Paradise Fragged For the really stunning bad guys, though, you just have to look at the bosses - you can't miss them, they're the ones 50-100 times your size with a weapon the size of a bus. In a welcome return to Zelda-style bosses and the gigantic platform foes of old, Painkiller specialises in spectacular conclusions to each of its chapters. Take Thor, the giant hammer-wielding demon you confront among some forgotten ruins. Every time he hits the ground with his weapon, the earth buckles and you're hurled high into the air and the fragile columns and masonry of the surrounding temples are dislodged and fall around you in perfect physics-led harmony. The game presumably leads up to a scrap with Lucifer himself, so expect the finale to be even bigger and badder.
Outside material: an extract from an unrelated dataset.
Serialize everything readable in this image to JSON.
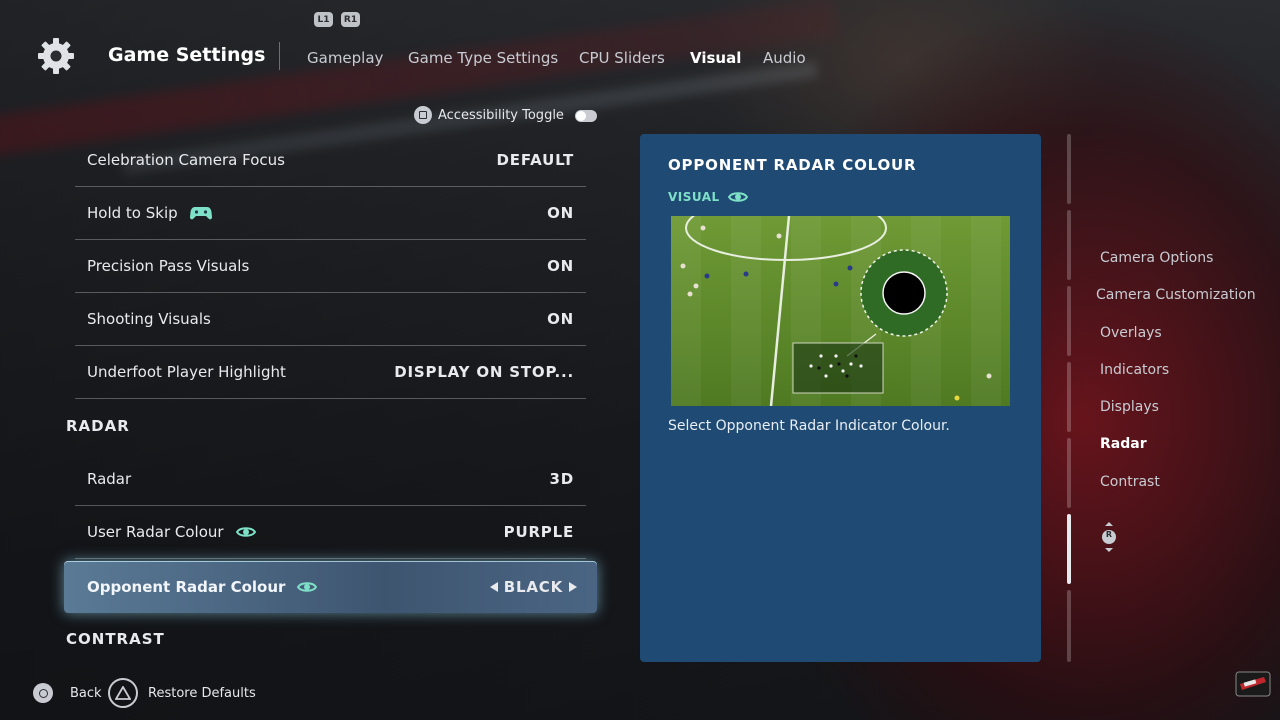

The atmosphere of Painkiller is very much that of the early Doom games, and while it won't be competing with Doom 3, its gameplay and atmosphere (and colossal bosses) are close to the fundamentals of the id legacy. Whether the game fits as a cohesive whole, as opposed to a collection of fun levels, is yet to be seen; but for fast-paced FPS action that'll make you cackle, Painkiller is a very promising prospect.
You'll only have five weapons to play with in the game (the designers going for quality over quantity), but each has a miraculous three firing modes, the extra one provided by a swift simultaneous tap of the mouse buttons. So, the Stake-gun doubles as a grenade launcher and super-stake-grenade launcher; and the titular Painkiller weapon is not only a spinny-bladey-shredding contraption, but also a handily chucked receiver for a laser-tripwire affair that cuts passing zombies in two. Heaven's hitman has no truck with boring old sniping and sneaking - it's gory carnage or nowt.